SAN FRANCISCO—IT management software giant CA will announce the newest addition to its security product lineup here at the RSA Conference Feb. 6, launching its first host intrusion protection system, meant to augment the companys existing signature-based anti-malware tools.
Dubbed CA Host-Based Intrusion Prevention System, or CA HIPS, the package combines firewall technology with network break-in detection and prevention applications to help fight rapidly emerging threat models that seek to circumvent traditional anti-virus systems, such as so-called zero-day threats.

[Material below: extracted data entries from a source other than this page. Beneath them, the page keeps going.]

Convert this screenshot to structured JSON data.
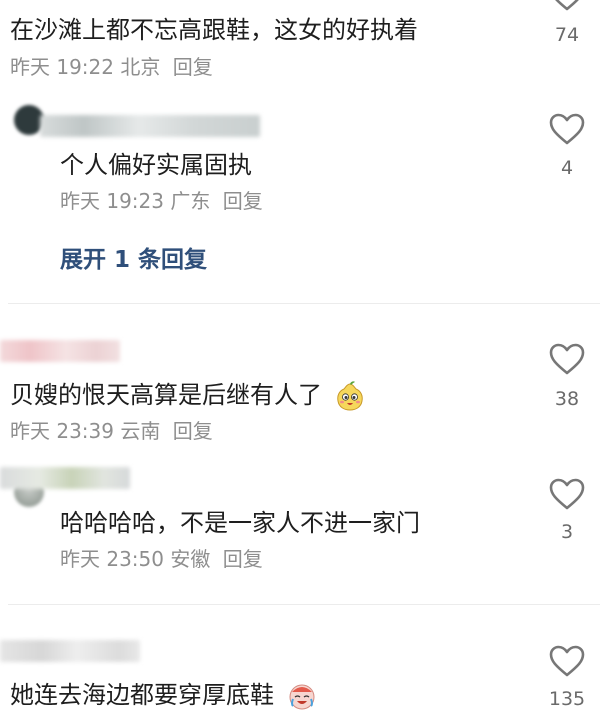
{
  "comments": [
    {
      "text": "在沙滩上都不忘高跟鞋，这女的好执着",
      "time": "昨天 19:22",
      "location": "北京",
      "reply_label": "回复",
      "likes": "74"
    },
    {
      "text": "个人偏好实属固执",
      "time": "昨天 19:23",
      "location": "广东",
      "reply_label": "回复",
      "likes": "4",
      "expand_label": "展开 1 条回复"
    },
    {
      "text": "贝嫂的恨天高算是后继有人了",
      "time": "昨天 23:39",
      "location": "云南",
      "reply_label": "回复",
      "likes": "38"
    },
    {
      "text": "哈哈哈哈，不是一家人不进一家门",
      "time": "昨天 23:50",
      "location": "安徽",
      "reply_label": "回复",
      "likes": "3"
    },
    {
      "text": "她连去海边都要穿厚底鞋",
      "likes": "135"
    }
  ],
  "icons": {
    "like": "heart-outline-icon",
    "emoji_1": "pear-smile-emoji-icon",
    "emoji_2": "crying-laughing-emoji-icon"
  },
  "colors": {
    "text": "#1e1e1e",
    "meta": "#8e8e8e",
    "expand_link": "#2f4f7a",
    "heart_stroke": "#777777",
    "divider": "#ececec"
  }
}
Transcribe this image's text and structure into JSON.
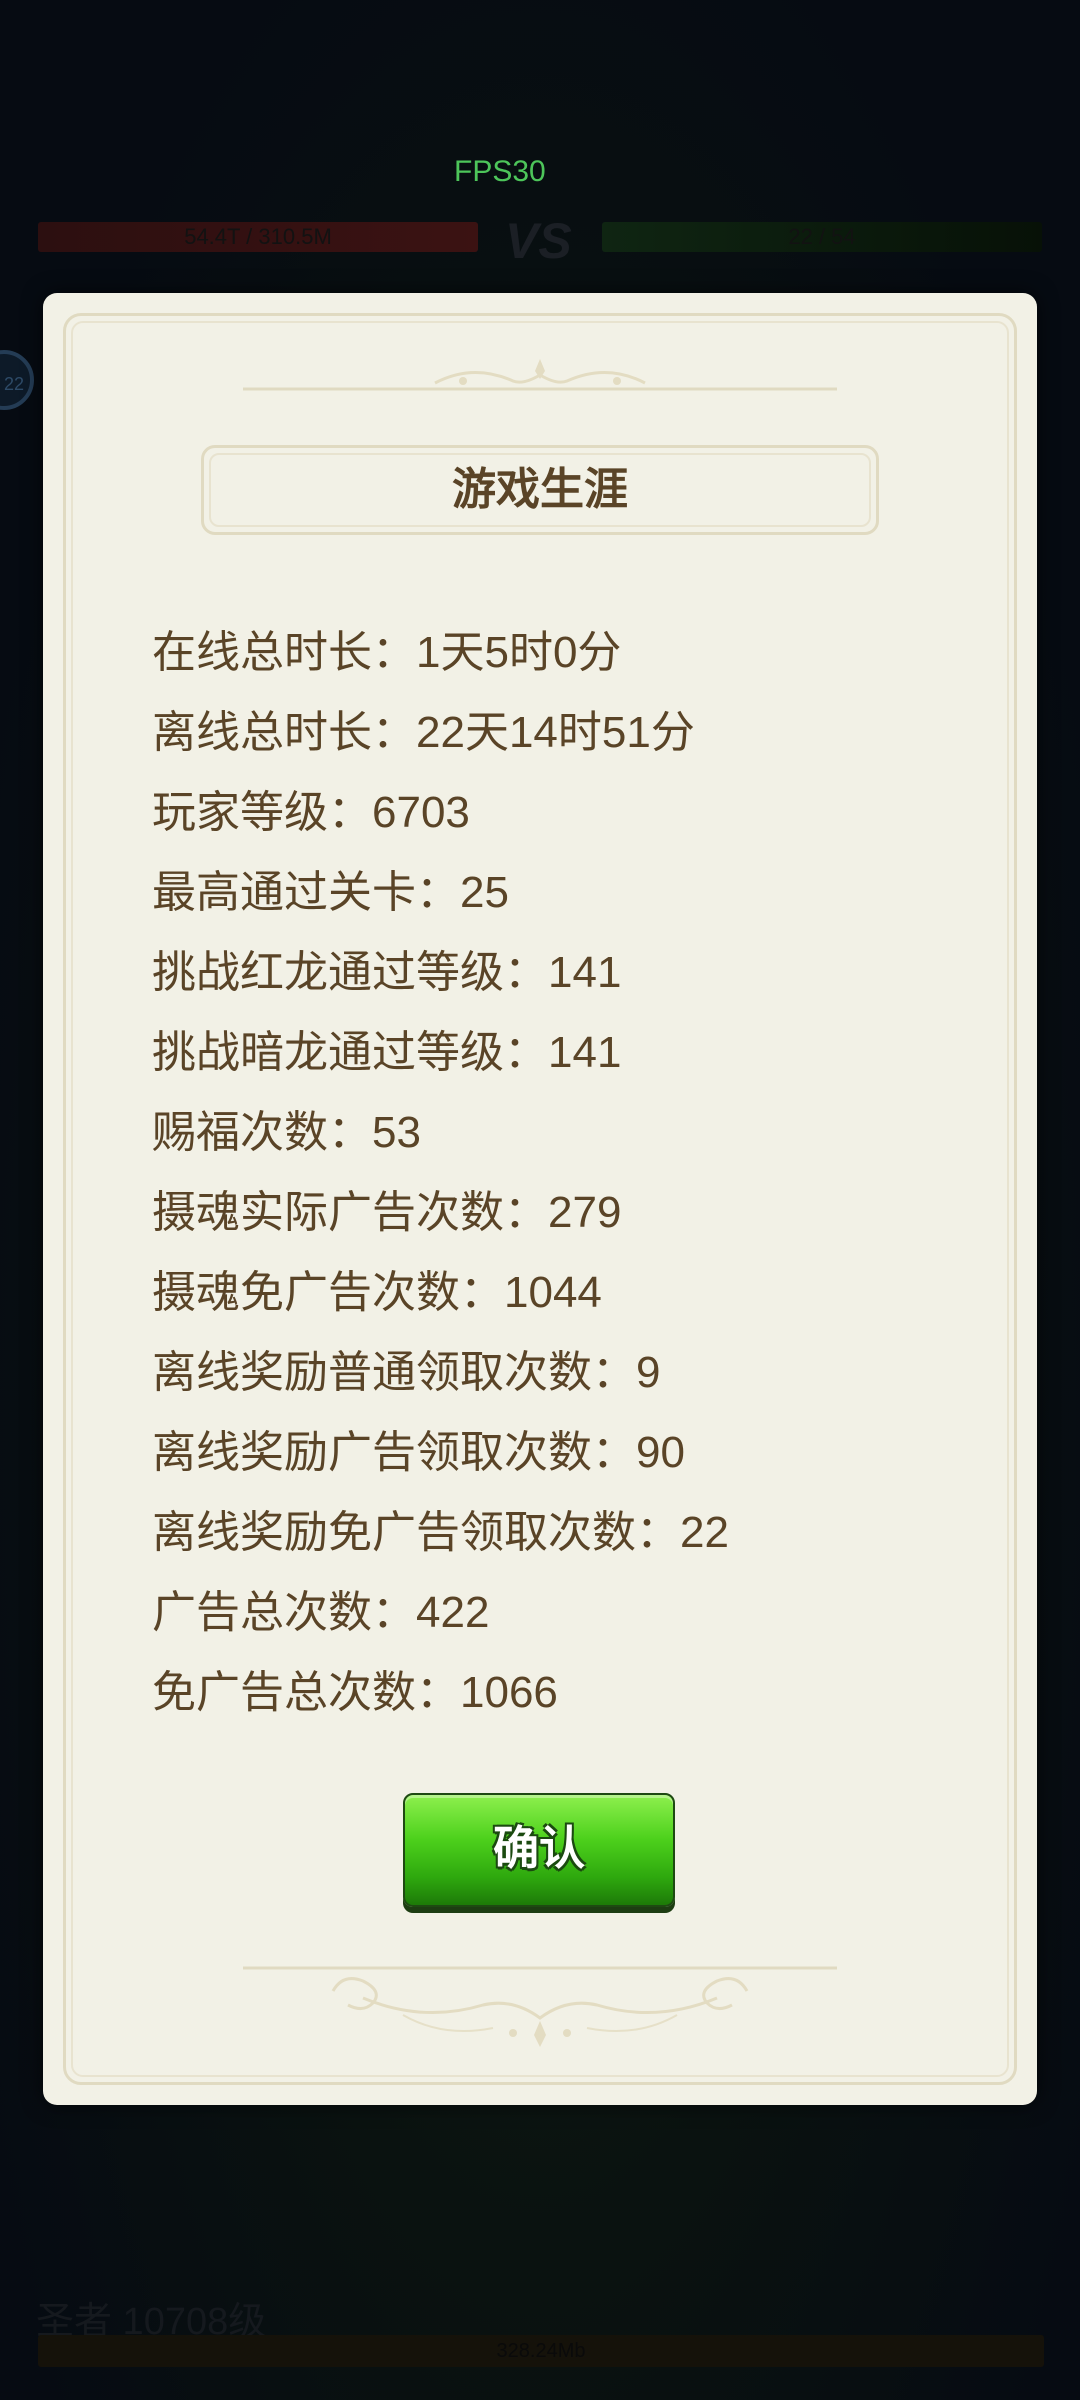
{
  "game": {
    "fps_text": "FPS30",
    "left_hp_text": "54.4T / 310.5M",
    "vs_text": "VS",
    "right_hp_text": "22 / 54",
    "badge_text": "22",
    "bottom_title": "圣者 10708级",
    "bottom_bar_text": "328.24Mb"
  },
  "modal": {
    "title": "游戏生涯",
    "stats": [
      "在线总时长：1天5时0分",
      "离线总时长：22天14时51分",
      "玩家等级：6703",
      "最高通过关卡：25",
      "挑战红龙通过等级：141",
      "挑战暗龙通过等级：141",
      "赐福次数：53",
      "摄魂实际广告次数：279",
      "摄魂免广告次数：1044",
      "离线奖励普通领取次数：9",
      "离线奖励广告领取次数：90",
      "离线奖励免广告领取次数：22",
      "广告总次数：422",
      "免广告总次数：1066"
    ],
    "confirm_label": "确认"
  },
  "colors": {
    "panel_bg": "#f2f1e6",
    "text_brown": "#5a4427",
    "button_green": "#4dd11c",
    "fps_green": "#4dc55a"
  }
}
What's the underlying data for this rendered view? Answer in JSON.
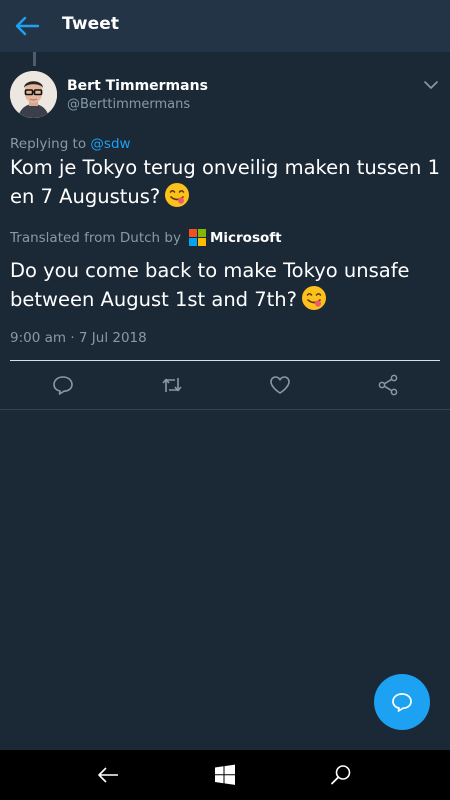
{
  "header": {
    "title": "Tweet"
  },
  "tweet": {
    "author_name": "Bert Timmermans",
    "author_handle": "@Berttimmermans",
    "replying_prefix": "Replying to ",
    "replying_to": "@sdw",
    "text": "Kom je Tokyo terug onveilig maken tussen 1 en 7 Augustus?",
    "translated_from": "Translated from Dutch by",
    "translator": "Microsoft",
    "translation": "Do you come back to make Tokyo unsafe between August 1st and 7th?",
    "timestamp": "9:00 am · 7 Jul 2018"
  },
  "icons": {
    "back": "back-arrow-icon",
    "chevron": "chevron-down-icon",
    "reply": "reply-icon",
    "retweet": "retweet-icon",
    "like": "like-heart-icon",
    "share": "share-icon",
    "compose": "compose-reply-icon",
    "nav_back": "nav-back-icon",
    "nav_home": "windows-logo-icon",
    "nav_search": "search-icon"
  },
  "colors": {
    "background": "#1b2836",
    "header": "#243447",
    "accent": "#1da1f2",
    "secondary_text": "#8899a6"
  }
}
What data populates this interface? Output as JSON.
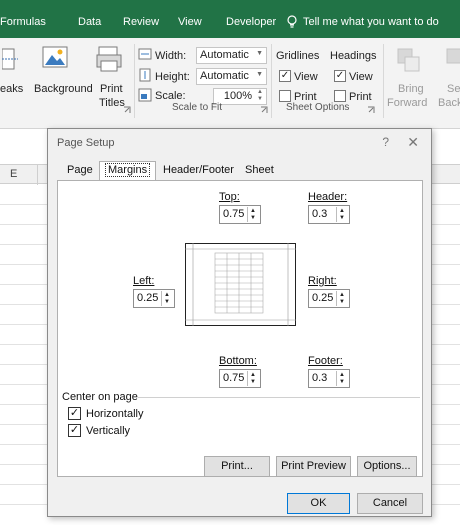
{
  "ribbon_tabs": [
    "Formulas",
    "Data",
    "Review",
    "View",
    "Developer"
  ],
  "tell_me": "Tell me what you want to do",
  "ribbon": {
    "breaks": "eaks",
    "background": "Background",
    "print_titles_1": "Print",
    "print_titles_2": "Titles",
    "width_label": "Width:",
    "width_value": "Automatic",
    "height_label": "Height:",
    "height_value": "Automatic",
    "scale_label": "Scale:",
    "scale_value": "100%",
    "scale_group": "Scale to Fit",
    "gridlines": "Gridlines",
    "headings": "Headings",
    "gridlines_view": "View",
    "gridlines_print": "Print",
    "headings_view": "View",
    "headings_print": "Print",
    "sheet_options": "Sheet Options",
    "bring_forward_1": "Bring",
    "bring_forward_2": "Forward",
    "send_backward_1": "Se",
    "send_backward_2": "Backv"
  },
  "column_header": "E",
  "dialog": {
    "title": "Page Setup",
    "help": "?",
    "close": "✕",
    "tabs": [
      "Page",
      "Margins",
      "Header/Footer",
      "Sheet"
    ],
    "active_tab": "Margins",
    "margins": {
      "top": {
        "label": "Top:",
        "value": "0.75"
      },
      "header": {
        "label": "Header:",
        "value": "0.3"
      },
      "left": {
        "label": "Left:",
        "value": "0.25"
      },
      "right": {
        "label": "Right:",
        "value": "0.25"
      },
      "bottom": {
        "label": "Bottom:",
        "value": "0.75"
      },
      "footer": {
        "label": "Footer:",
        "value": "0.3"
      }
    },
    "center_on_page": "Center on page",
    "horizontally": "Horizontally",
    "vertically": "Vertically",
    "horizontally_checked": true,
    "vertically_checked": true,
    "buttons": {
      "print": "Print...",
      "print_preview": "Print Preview",
      "options": "Options...",
      "ok": "OK",
      "cancel": "Cancel"
    }
  },
  "colors": {
    "excel_green": "#217346",
    "ok_border": "#0078d7"
  }
}
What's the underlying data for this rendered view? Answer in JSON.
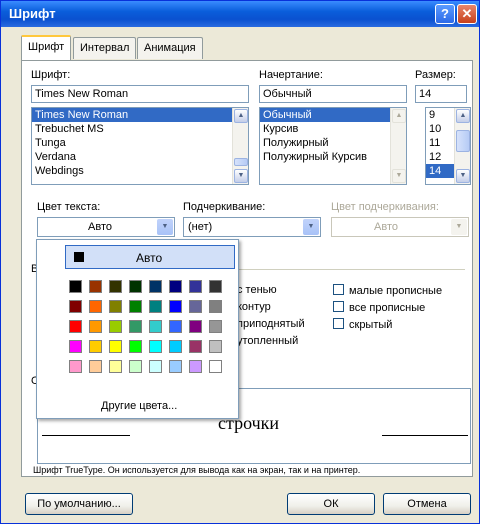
{
  "window": {
    "title": "Шрифт",
    "help_glyph": "?",
    "close_glyph": "✕"
  },
  "tabs": [
    "Шрифт",
    "Интервал",
    "Анимация"
  ],
  "font": {
    "label": "Шрифт:",
    "value": "Times New Roman",
    "list": [
      "Times New Roman",
      "Trebuchet MS",
      "Tunga",
      "Verdana",
      "Webdings"
    ],
    "selected_index": 0
  },
  "style": {
    "label": "Начертание:",
    "value": "Обычный",
    "list": [
      "Обычный",
      "Курсив",
      "Полужирный",
      "Полужирный Курсив"
    ],
    "selected_index": 0
  },
  "size": {
    "label": "Размер:",
    "value": "14",
    "list": [
      "9",
      "10",
      "11",
      "12",
      "14"
    ],
    "selected_index": 4
  },
  "text_color": {
    "label": "Цвет текста:",
    "value": "Авто"
  },
  "underline": {
    "label": "Подчеркивание:",
    "value": "(нет)"
  },
  "underline_color": {
    "label": "Цвет подчеркивания:",
    "value": "Авто"
  },
  "effects_group_letter": "В",
  "effects": [
    {
      "label": "с тенью"
    },
    {
      "label": "контур"
    },
    {
      "label": "приподнятый"
    },
    {
      "label": "утопленный"
    },
    {
      "label": "малые прописные"
    },
    {
      "label": "все прописные"
    },
    {
      "label": "скрытый"
    }
  ],
  "sample_group_letter": "О",
  "preview_text": "строчки",
  "info_text": "Шрифт TrueType. Он используется для вывода как на экран, так и на принтер.",
  "buttons": {
    "default": "По умолчанию...",
    "ok": "ОК",
    "cancel": "Отмена"
  },
  "color_picker": {
    "auto_label": "Авто",
    "more_colors": "Другие цвета...",
    "swatches": [
      [
        "#000000",
        "#993300",
        "#333300",
        "#003300",
        "#003366",
        "#000080",
        "#333399",
        "#333333"
      ],
      [
        "#800000",
        "#FF6600",
        "#808000",
        "#008000",
        "#008080",
        "#0000FF",
        "#666699",
        "#808080"
      ],
      [
        "#FF0000",
        "#FF9900",
        "#99CC00",
        "#339966",
        "#33CCCC",
        "#3366FF",
        "#800080",
        "#969696"
      ],
      [
        "#FF00FF",
        "#FFCC00",
        "#FFFF00",
        "#00FF00",
        "#00FFFF",
        "#00CCFF",
        "#993366",
        "#C0C0C0"
      ],
      [
        "#FF99CC",
        "#FFCC99",
        "#FFFF99",
        "#CCFFCC",
        "#CCFFFF",
        "#99CCFF",
        "#CC99FF",
        "#FFFFFF"
      ]
    ]
  }
}
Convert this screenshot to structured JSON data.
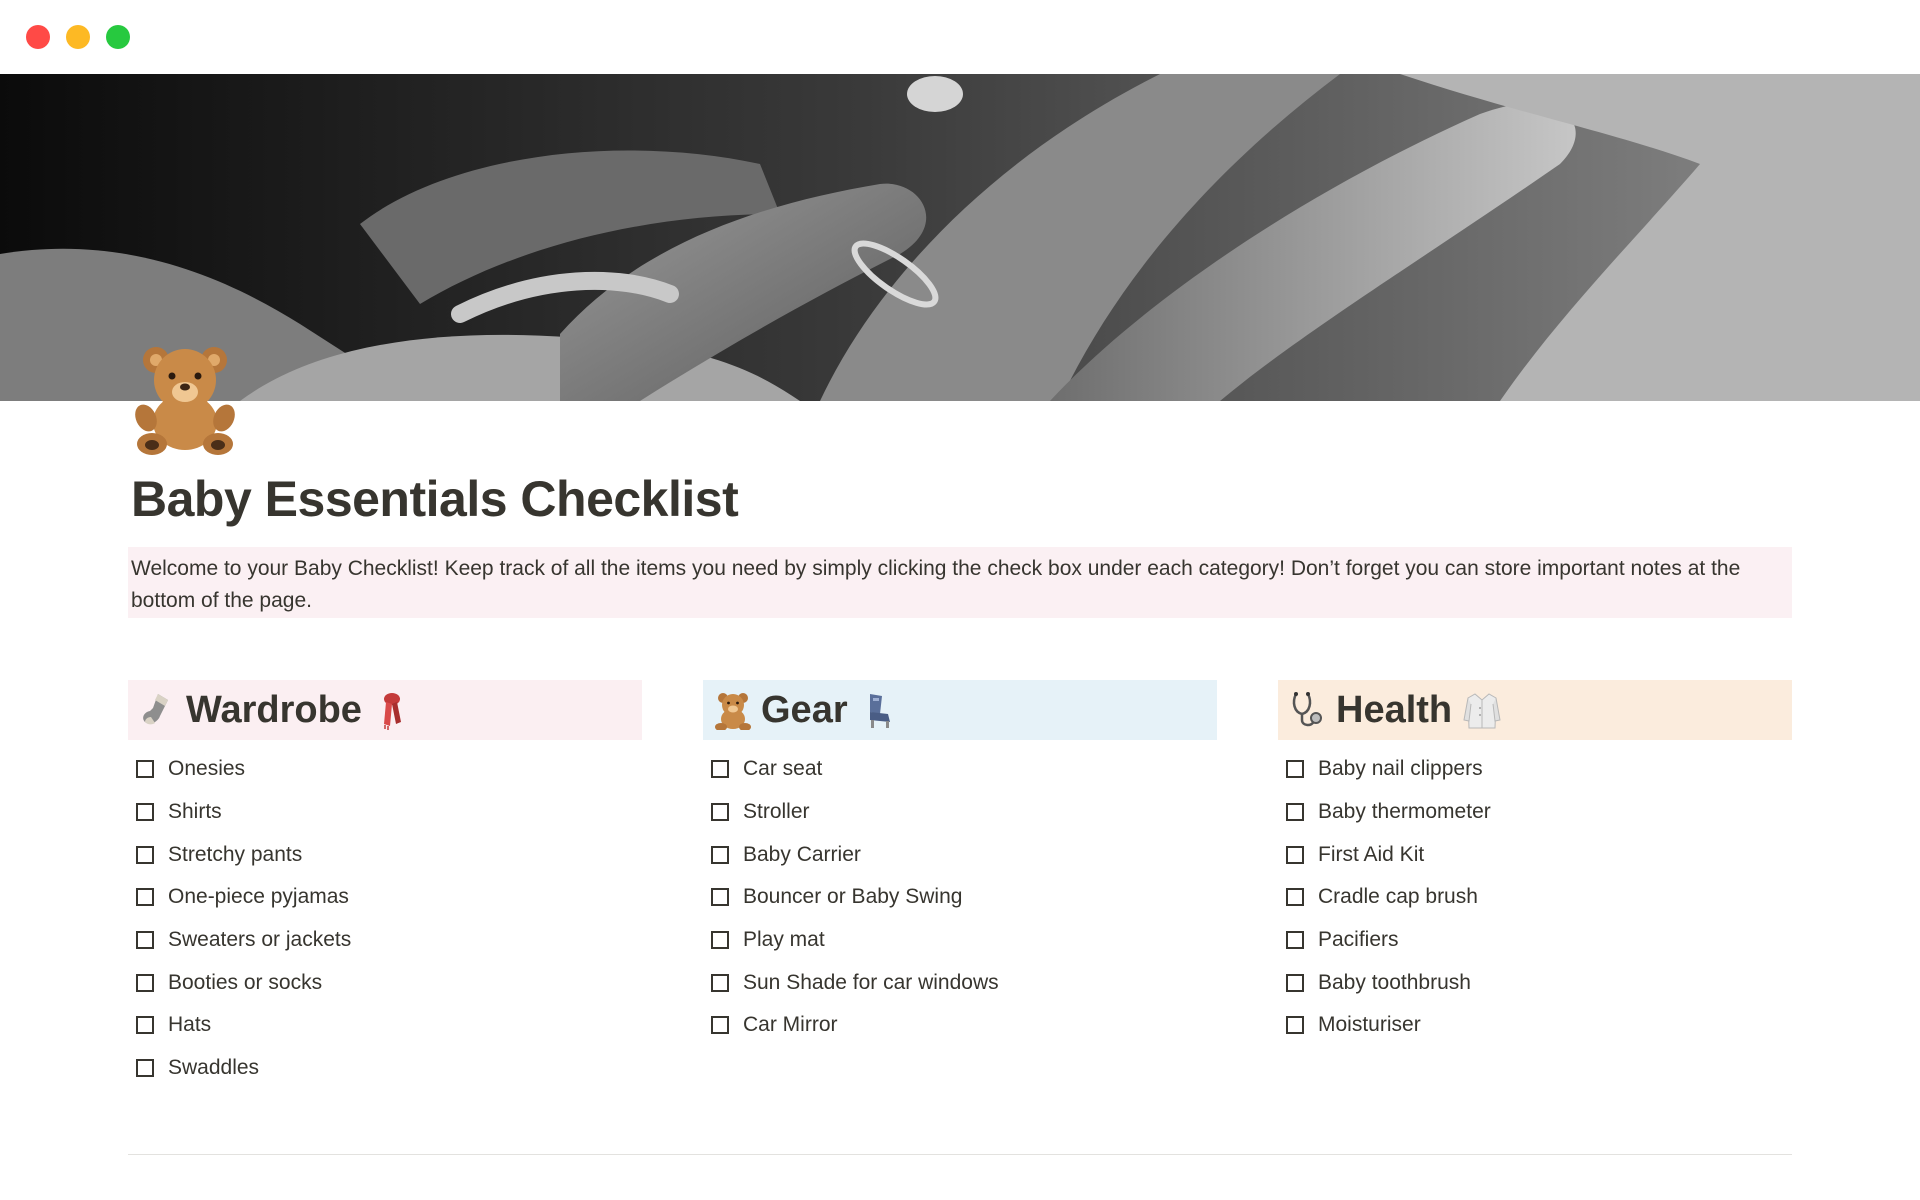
{
  "window": {
    "controls": [
      "close",
      "minimize",
      "zoom"
    ]
  },
  "page": {
    "icon": "teddy-bear-icon",
    "title": "Baby Essentials Checklist",
    "callout": "Welcome to your Baby Checklist! Keep track of all the items you need by simply clicking the check box under each category! Don’t forget you can store important notes at the bottom of the page."
  },
  "columns": [
    {
      "title": "Wardrobe",
      "icon_left": "sock-icon",
      "icon_right": "scarf-icon",
      "color": "#fbeff2",
      "items": [
        "Onesies",
        "Shirts",
        "Stretchy pants",
        "One-piece pyjamas",
        "Sweaters or jackets",
        "Booties or socks",
        "Hats",
        "Swaddles"
      ]
    },
    {
      "title": "Gear",
      "icon_left": "teddy-bear-icon",
      "icon_right": "seat-icon",
      "color": "#e6f2f8",
      "items": [
        "Car seat",
        "Stroller",
        "Baby Carrier",
        "Bouncer or Baby Swing",
        "Play mat",
        "Sun Shade for car windows",
        "Car Mirror"
      ]
    },
    {
      "title": "Health",
      "icon_left": "stethoscope-icon",
      "icon_right": "lab-coat-icon",
      "color": "#fbecdd",
      "items": [
        "Baby nail clippers",
        "Baby thermometer",
        "First Aid Kit",
        "Cradle cap brush",
        "Pacifiers",
        "Baby toothbrush",
        "Moisturiser"
      ]
    }
  ]
}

While older anti-malware technologies are most adept at warding off attacks that use previously discovered software vulnerabilities, or variants of well-known virus code, to deliver their payloads, enterprises are increasingly considering the use of HIPS technologies to fight sophisticated threats including zero-days, which seek to take advantage of coding flaws that have not yet been publicized by security researchers or software makers.
In addition to those basic technological elements, present in nearly every HIPS technology on the market today, the CA package also claims centralized management and security policy authoring tools, specifically meant to help administrators at large organizations streamline installation and operation of the system.
While keeping an eye on traffic flowing in and out of corporate networks to detect attempted attacks, CA HIPS promises to give administrators the ability to create security policies using direct examples of techniques they have already employed to fend off previous threats. In doing so the system has a “self-learning” capability that greatly eases the burden of policy establishment, speeding customers response to new breeds of threats, even as it observes new examples for the first time, CA officials said.
The policy management function has also been designed to integrate with companies existing LDAP (Lightweight Directory Access Protocol) and Microsoft Active Directory systems, to help speed the integration process even further.
Companies must retain their traditional anti-virus systems to help protect against anything that slips through HIPS systems, but CA knew it needed to up its game to help its clients battle zero-days and other nascent attack methods, said Sam Curry, vice president for CA Security Management.
Much of the technology evident in the package was brought onboard via the Islandia, N.Y.-based companys acquisition of Tiny Software in 2005. Curry said CA doesnt feel its coming late into the HIPS market by getting its product to market only now, as the company believes that many enterprises are just beginning to create budgets for the tools.
“When we acquired Tiny, we didnt buy it for the name or installed base. We knew they had a key piece of anti-malware technology that we were missing, and thats part of whats in here,” Curry said. “We can beat the competition because we know the management problems, we know how to work within these massive environments and use behavioral analysis to make the right educated guesses when the software sees things it may have never seen before.”
Available immediately, the CA HIPS software wears a price tag of roughly $40 per seat.